In recognition of the sesquicentennial of the Civil War, The Civil War from Fort Sumter to the Emancipation Proclamation is on display on the fourth floor of the History Center in the Rosemary McKee Lanham Gallery through April 13, 2013. This first of a two-part exhibit includes items depicting the beginning of the war through the issuance of the Emancipation Proclamation.
America’s most tragic conflict erupted at Fort Sumter, S.C., on April 12, 1861. The Confederacy reached the height of its power after a series of battlefield victories in 1861 and 1862. The Battle of Antietam on Sept. 17, 1862, was the bloodiest single-day battle in American history, with nearly 10 times the American casualties of D-Day.It was a turning point in the war as the South’s bold invasion of the North and efforts to force President Lincoln to consider peace failed. Though not the decisive Union victory he had hoped for, Antietam was enough of a win for Lincoln to issue his Emancipation Proclamation, declaring that all slaves residing in territory still in rebellion against the federal government on Jan. 1, 1863, would be legally free.
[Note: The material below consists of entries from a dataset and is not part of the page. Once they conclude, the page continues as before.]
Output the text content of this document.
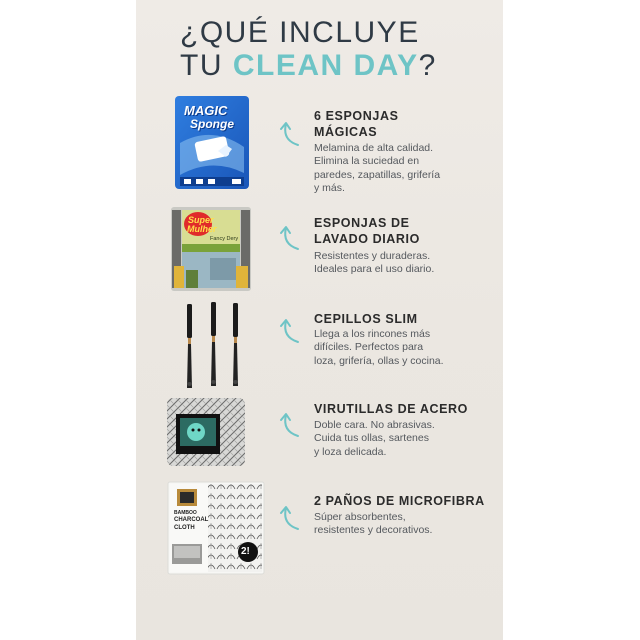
¿QUÉ INCLUYE
TU CLEAN DAY?
MAGIC
Sponge
6 ESPONJAS
MÁGICAS
Melamina de alta calidad.
Elimina la suciedad en
paredes, zapatillas, grifería
y más.
Super
Mulher
Fancy Dery
ESPONJAS DE
LAVADO DIARIO
Resistentes y duraderas.
Ideales para el uso diario.
CEPILLOS SLIM
Llega a los rincones más
difíciles. Perfectos para
loza, grifería, ollas y cocina.
VIRUTILLAS DE ACERO
Doble cara. No abrasivas.
Cuida tus ollas, sartenes
y loza delicada.
BAMBOO
CHARCOAL
CLOTH
2!
2 PAÑOS DE MICROFIBRA
Súper absorbentes,
resistentes y decorativos.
The proclamation did not actually free anyone since it did not apply to border states or to slaves in Southern areas under Union control. However, it did show that the war was also being fought to end slavery, and though it did not specifically end it – this was achieved by the 13th Amendment to the Constitution in December 1865 – the proclamation did make slavery’s demise likely as part of an eventual Union victory.
The exhibit includes photographs of Abraham Lincoln, soldiers and battlefields; lithographs of Lincoln and his cabinet members; maps; sheet music; and engravings of images from the White House, the Emancipation Proclamation and more.